Modernizing Teaching Helps Students, Too
There has been a lot of talk over the last decade about how to provide every student in this country with an effective teacher. While some of the conversation has focused on overhauling teacher preparation or giving students options to attend better schools, many districts have instead chosen to spend the last few years implementing new teacher evaluation and career ladder systems that aim to give teachers a better sense of how they’re doing while also rewarding those who demonstrate effectiveness with leadership opportunities and increased pay. One district in particular, DC Public Schools (DCPS), has been a pioneer in these efforts by asking teachers to adopt IMPACT, a groundbreaking evaluation system that measures teachers partially on their students’ test scores in exchange for promotional opportunities—including the chance to earn up to $20,000 in bonuses.
IMPACT is now entering its seventh year, yet controversy surrounding the use of this type of modernized personnel system lingers to this day. In particular, there continues to be significant chatter about whether or not evaluation systems of this kind serve any benefit—leading some to push states and districts to roll back progress they’ve already made in this direction given some of the new state flexibilities allowed in the newly-reauthorized federal education law, the Every Student Succeeds Act. But a new study from the National Bureau of Economic Research (NBER) indicates that backtracking now would be a mistake—as evidence shows that taking steps to modernize evaluation and career ladder systems can pay out huge dividends for teachers and students alike.

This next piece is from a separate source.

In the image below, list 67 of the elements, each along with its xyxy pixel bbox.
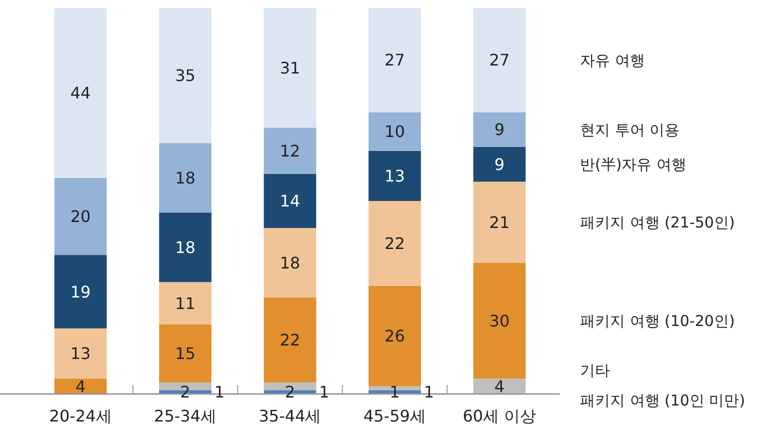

The NBER study examined the impact of IMPACT from 2009-2012, and found that the evaluation system’s ability to accurately identify and encourage low-performing teachers to leave the classroom led to a statistically significant increase in student achievement, adding the equivalent of around four months of additional learning in reading and math. On average, the study found that 46 percent of low-performers left each year, compared to the only 13 percent of those rated either “effective” or “highly effective.” In essence, IMPACT has provided DCPS with a systematic way to remove poor performers from the classroom—who tend to be concentrated in the highest poverty schools—ultimately opening the door for more effective teachers to have access to the students who need them the most. And filling those vacancies with high-caliber candidates is a real possibility for DCPS, because it has also spent years developing a competitive performance-based salary structure and career ladder system to accompany its evaluations—allowing the district to attract the best and brightest from around the country.

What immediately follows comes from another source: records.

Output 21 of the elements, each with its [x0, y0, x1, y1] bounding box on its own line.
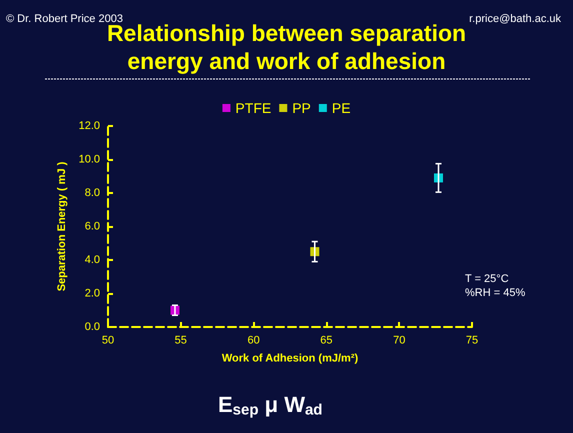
- annotation: T = 25°C %RH = 45%: [465, 273, 526, 299]
- text: © Dr. Robert Price 2003: [6, 13, 123, 25]
- y-tick-label: 8.0: [84, 187, 100, 199]
- legend-label: PTFE: [235, 100, 272, 116]
- y-tick-label: 2.0: [84, 288, 100, 300]
- legend-label: PE: [332, 100, 351, 116]
- x-axis-title: Work of Adhesion (mJ/m²): [222, 352, 358, 364]
- x-tick-label: 55: [174, 334, 187, 346]
- y-tick-label: 4.0: [84, 254, 100, 266]
- x-tick-label: 75: [466, 334, 478, 346]
- y-tick-label: 6.0: [84, 220, 100, 232]
- x-tick-label: 70: [393, 334, 406, 346]
- legend-label: PP: [292, 100, 311, 116]
- y-tick-label: 10.0: [78, 154, 100, 166]
- x-tick-label: 50: [102, 334, 114, 346]
- x-tick-label: 60: [247, 334, 260, 346]
- x-tick-label: 65: [320, 334, 333, 346]
- y-tick-label: 12.0: [78, 120, 100, 132]
- y-tick-label: 0.0: [84, 321, 100, 333]
- y-axis-title: Separation Energy ( mJ ): [56, 161, 68, 292]
- text: r.price@bath.ac.uk: [469, 13, 562, 25]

But the benefits associated with modernizing the teaching profession don’t come as a surprise. Third Way’s own polling of high-achieving Millennials found that it is exactly this type of personnel structure—one that acknowledges and rewards talent—that would make them want to give teaching a second look. Districts like DCPS are proving that taking the time to put in place a strong career ladder system that escalates pay and responsibility can pay huge dividends. Replicating this type of system could be a huge benefit to places like Nevada, Oklahoma, or Indiana, which are all experiencing severe teacher shortages.
Policymakers from all over the country should be looking at DCPS’ willingness to transform its outdated pay and promotion systems as a shining example of what is possible if they choose to focus on modernizing teaching as a lever for change. The NBER study also demonstrates that some teacher turnover isn’t bad, especially if it leads to more students getting the shot to have a qualified teacher in front of them every year. And while creating a brand new system like IMPACT may not be possible for every school district in the country, if states and districts want to get serious about elevating the teaching profession and improving student achievement, they can’t afford not to try.